Today’s gene therapies largely rely on AAV, but it has some limitations. The virus is relatively small and can’t physically contain gene-editing machinery for some complex mutations. And AAV-based gene therapy can only deliver DNA, which results in the continual creation of gene-editing molecules that may lead to unintended genetic edits.
Lipid nanoparticles are a promising alternative because they don’t have size constraints like AAV. Additionally, lipid nanoparticles can deliver mRNA, which only keeps gene-editing machinery active for a short period of time, so could prevent off-target edits. The potential of lipid nanoparticles was further proved by the success of mRNA-based COVID-19 vaccines, which also use lipid nanoparticles to deliver mRNA. They also were the first vaccines to be authorized for COVID-19 in the United States, thanks to the speed and volume at which they can be manufactured.

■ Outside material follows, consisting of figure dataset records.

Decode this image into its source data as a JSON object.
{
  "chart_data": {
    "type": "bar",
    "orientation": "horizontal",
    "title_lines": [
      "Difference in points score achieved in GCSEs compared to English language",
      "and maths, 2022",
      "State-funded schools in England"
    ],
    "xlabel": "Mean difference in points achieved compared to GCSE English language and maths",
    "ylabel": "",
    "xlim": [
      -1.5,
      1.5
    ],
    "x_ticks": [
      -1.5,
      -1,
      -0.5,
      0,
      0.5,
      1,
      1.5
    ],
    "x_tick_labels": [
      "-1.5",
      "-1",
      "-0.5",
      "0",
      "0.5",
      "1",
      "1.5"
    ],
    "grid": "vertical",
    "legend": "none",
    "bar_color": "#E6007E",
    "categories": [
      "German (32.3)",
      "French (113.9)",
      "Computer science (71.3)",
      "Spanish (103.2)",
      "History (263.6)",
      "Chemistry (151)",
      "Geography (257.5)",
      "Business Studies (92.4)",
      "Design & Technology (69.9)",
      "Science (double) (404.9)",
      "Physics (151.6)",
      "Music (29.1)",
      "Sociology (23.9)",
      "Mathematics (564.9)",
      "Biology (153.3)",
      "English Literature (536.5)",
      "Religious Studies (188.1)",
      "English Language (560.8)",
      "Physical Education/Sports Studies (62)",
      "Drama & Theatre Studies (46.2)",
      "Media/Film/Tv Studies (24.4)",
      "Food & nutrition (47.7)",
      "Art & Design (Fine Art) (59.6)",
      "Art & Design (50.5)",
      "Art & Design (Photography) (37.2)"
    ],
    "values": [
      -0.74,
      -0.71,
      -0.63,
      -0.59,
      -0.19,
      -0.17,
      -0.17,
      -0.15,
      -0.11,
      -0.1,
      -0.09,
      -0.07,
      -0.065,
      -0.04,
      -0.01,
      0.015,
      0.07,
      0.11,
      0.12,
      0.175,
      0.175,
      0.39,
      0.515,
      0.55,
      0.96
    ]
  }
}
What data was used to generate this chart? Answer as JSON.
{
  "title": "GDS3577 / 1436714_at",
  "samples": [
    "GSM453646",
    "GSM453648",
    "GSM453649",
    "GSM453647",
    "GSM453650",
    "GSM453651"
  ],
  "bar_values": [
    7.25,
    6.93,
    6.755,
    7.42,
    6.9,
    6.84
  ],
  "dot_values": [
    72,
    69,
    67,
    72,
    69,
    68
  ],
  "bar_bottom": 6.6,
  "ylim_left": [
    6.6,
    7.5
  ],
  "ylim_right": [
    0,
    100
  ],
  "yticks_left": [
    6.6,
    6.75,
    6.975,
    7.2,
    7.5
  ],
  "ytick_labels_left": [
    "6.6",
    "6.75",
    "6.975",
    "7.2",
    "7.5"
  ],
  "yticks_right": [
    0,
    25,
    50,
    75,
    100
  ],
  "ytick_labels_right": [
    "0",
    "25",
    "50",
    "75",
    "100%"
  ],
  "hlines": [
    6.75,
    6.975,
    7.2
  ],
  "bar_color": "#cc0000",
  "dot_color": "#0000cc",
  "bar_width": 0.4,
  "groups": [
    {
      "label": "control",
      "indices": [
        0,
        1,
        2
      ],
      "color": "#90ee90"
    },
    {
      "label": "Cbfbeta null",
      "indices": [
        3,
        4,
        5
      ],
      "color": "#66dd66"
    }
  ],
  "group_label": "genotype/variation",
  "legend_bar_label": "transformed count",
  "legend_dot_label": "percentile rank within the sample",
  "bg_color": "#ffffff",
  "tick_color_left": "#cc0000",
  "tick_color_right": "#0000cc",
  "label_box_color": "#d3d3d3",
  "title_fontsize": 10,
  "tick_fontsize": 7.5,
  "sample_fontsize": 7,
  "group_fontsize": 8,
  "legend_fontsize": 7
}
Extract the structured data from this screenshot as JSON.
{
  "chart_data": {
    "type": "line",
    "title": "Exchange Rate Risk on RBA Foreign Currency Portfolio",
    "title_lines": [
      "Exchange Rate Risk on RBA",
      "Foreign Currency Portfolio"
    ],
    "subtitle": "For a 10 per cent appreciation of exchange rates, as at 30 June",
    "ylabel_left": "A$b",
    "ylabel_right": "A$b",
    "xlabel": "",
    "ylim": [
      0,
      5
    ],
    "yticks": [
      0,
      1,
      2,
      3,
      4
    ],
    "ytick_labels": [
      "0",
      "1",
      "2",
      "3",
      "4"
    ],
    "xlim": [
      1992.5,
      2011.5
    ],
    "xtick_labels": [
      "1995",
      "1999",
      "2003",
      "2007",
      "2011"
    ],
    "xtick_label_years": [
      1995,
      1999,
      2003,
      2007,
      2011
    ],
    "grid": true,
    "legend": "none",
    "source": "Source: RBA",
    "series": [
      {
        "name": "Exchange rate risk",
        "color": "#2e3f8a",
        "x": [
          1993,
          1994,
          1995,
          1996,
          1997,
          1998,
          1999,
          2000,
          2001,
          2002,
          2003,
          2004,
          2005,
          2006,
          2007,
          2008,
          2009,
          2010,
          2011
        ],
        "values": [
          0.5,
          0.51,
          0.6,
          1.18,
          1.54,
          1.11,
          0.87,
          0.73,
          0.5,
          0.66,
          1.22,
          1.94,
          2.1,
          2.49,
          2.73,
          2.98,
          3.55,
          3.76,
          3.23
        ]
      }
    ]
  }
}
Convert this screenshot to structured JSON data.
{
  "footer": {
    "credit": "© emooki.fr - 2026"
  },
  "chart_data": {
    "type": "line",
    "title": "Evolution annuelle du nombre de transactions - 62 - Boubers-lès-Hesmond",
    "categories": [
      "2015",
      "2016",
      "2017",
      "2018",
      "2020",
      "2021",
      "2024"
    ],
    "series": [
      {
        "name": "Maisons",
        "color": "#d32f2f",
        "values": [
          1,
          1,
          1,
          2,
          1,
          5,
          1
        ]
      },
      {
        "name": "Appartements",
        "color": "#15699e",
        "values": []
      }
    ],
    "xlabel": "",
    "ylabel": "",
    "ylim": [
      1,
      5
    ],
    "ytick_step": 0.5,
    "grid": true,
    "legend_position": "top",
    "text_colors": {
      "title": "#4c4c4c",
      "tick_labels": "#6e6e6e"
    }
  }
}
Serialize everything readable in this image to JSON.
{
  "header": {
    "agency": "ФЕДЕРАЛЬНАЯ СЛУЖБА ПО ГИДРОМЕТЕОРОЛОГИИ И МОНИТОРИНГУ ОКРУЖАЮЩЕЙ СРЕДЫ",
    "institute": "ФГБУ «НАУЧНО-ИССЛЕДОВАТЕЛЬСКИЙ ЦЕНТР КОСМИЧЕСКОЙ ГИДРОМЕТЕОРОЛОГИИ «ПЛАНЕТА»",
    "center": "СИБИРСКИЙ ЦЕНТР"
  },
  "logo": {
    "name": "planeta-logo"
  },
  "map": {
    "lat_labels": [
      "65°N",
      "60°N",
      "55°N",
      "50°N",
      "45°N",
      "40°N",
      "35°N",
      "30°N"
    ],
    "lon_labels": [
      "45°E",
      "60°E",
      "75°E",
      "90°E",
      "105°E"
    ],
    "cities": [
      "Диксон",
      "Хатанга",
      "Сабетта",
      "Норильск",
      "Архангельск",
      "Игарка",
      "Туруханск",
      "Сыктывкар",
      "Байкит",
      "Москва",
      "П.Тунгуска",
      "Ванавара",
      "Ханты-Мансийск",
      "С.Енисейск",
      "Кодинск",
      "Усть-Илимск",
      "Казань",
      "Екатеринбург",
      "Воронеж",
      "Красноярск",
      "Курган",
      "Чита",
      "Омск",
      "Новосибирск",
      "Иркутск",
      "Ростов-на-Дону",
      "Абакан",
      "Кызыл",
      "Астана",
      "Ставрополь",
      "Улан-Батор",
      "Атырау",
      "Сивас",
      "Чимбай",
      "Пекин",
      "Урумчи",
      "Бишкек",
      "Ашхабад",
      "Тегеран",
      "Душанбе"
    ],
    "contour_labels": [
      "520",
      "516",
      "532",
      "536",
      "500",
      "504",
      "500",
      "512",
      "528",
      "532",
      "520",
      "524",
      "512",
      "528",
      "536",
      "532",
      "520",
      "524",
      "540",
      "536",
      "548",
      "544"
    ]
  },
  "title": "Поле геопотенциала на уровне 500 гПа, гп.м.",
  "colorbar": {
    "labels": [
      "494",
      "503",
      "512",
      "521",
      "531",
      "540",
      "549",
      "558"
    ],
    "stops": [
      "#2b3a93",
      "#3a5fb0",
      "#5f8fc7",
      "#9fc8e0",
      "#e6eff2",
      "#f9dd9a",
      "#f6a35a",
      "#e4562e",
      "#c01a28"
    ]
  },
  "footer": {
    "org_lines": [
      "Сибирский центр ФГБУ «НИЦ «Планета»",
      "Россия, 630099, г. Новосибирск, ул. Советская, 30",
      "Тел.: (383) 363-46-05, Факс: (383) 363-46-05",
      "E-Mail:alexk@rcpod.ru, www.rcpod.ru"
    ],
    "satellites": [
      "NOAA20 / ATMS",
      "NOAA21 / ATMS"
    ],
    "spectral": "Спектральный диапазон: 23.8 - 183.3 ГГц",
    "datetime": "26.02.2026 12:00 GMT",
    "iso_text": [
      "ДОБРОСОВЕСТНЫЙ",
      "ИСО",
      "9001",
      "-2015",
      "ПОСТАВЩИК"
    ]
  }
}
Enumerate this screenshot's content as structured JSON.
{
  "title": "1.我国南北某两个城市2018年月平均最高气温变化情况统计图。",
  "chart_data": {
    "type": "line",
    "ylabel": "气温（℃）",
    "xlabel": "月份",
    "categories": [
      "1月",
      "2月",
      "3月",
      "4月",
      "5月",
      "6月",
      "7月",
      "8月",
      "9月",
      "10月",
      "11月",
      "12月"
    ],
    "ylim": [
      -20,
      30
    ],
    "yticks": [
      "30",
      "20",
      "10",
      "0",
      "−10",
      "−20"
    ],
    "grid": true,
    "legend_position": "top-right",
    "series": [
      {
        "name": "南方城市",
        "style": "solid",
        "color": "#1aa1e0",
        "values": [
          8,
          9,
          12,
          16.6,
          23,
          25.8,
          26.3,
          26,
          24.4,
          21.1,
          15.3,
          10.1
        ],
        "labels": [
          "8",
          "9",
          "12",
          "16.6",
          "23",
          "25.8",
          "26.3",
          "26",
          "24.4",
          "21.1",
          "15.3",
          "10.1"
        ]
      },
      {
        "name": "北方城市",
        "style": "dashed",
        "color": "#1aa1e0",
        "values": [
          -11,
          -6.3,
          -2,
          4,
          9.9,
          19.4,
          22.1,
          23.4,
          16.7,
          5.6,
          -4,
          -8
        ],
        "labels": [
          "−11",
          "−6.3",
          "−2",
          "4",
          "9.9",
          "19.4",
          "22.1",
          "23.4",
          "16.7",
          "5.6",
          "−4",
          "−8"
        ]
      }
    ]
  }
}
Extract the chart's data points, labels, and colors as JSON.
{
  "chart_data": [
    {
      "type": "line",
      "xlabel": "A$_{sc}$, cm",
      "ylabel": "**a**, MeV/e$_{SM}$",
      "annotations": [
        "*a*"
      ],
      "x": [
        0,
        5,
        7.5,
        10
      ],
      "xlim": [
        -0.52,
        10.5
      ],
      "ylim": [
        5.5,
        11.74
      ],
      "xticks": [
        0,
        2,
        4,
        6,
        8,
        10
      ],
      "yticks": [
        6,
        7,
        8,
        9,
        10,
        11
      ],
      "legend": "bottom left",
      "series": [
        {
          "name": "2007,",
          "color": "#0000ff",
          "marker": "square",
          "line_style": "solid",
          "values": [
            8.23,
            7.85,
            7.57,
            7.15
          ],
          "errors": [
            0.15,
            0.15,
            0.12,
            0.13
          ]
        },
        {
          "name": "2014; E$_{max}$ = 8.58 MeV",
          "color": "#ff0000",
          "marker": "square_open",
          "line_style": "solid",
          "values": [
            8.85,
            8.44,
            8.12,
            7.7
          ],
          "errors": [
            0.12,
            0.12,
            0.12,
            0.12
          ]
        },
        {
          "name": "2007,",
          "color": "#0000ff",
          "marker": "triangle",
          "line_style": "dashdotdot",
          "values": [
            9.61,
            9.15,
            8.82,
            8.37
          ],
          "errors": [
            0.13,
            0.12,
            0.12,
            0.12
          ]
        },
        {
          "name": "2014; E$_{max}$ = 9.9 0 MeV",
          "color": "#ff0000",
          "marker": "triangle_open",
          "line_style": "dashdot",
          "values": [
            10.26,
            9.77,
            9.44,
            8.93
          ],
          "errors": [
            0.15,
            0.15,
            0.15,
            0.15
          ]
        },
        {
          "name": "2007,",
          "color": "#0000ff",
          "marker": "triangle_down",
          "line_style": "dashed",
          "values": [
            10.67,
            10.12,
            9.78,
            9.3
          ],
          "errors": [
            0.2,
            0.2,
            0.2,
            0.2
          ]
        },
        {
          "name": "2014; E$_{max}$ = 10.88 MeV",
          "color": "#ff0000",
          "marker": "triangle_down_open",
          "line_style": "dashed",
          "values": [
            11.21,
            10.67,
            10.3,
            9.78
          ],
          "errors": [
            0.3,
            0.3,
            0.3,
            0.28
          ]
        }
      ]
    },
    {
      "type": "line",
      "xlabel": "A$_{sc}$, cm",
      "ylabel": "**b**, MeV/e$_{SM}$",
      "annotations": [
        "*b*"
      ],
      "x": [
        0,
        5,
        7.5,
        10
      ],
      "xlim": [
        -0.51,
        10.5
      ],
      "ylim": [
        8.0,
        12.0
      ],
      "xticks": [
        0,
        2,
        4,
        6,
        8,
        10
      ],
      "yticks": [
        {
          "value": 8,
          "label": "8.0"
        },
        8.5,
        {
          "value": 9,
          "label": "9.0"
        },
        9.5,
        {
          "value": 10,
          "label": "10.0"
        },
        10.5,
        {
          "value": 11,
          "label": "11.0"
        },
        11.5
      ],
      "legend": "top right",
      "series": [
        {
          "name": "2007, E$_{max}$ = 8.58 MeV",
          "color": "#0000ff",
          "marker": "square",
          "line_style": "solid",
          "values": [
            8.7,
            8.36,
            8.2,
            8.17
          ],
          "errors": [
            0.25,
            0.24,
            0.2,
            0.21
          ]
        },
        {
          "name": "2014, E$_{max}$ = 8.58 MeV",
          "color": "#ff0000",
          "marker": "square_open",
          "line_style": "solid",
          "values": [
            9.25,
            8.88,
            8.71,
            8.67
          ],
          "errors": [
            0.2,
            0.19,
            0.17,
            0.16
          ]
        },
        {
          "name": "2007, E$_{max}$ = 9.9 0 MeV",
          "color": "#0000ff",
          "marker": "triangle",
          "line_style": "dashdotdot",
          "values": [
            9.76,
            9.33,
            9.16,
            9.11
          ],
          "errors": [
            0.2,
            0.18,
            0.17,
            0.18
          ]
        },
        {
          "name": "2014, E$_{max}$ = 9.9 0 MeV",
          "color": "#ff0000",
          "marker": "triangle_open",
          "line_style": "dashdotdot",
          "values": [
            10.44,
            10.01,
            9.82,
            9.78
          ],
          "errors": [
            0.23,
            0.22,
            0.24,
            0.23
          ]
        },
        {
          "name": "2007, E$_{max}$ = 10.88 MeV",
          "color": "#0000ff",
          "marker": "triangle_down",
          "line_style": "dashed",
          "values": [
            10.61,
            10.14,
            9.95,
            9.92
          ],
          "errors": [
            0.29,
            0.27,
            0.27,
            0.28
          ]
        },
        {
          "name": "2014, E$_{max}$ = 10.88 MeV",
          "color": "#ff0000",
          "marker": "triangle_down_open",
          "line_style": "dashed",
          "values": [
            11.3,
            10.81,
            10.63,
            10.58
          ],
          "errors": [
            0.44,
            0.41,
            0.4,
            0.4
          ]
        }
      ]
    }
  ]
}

In this study, Sahay, Ryals and colleagues demonstrated that a peptide-covered lipid nanoparticle shell can be directed toward photoreceptor cells in the retina, tissue in the back of the eye that enables sight. As a first proof of concept, mRNA with instructions to make green fluorescent protein was placed inside nanoparticles.
After injecting this nanoparticle-based gene therapy model into the eyes of mice and nonhuman primates, the research team used a variety of imaging techniques to examine the treated eyes. The animals’ retinal tissue glowed green, illustrating that the lipid nanoparticle shell reached photoreceptors and that the mRNA it delivered successfully entered the retina and created green fluorescent protein. This research marks the first time that lipid nanoparticles are known to have targeted photoreceptors in a nonhuman primate.
The scientists are currently working on follow-up research to quantify how much of the green fluorescent protein is expressed in animal retinal models. They’re also working to develop a therapy with mRNA that carries the code for gene-editing molecules.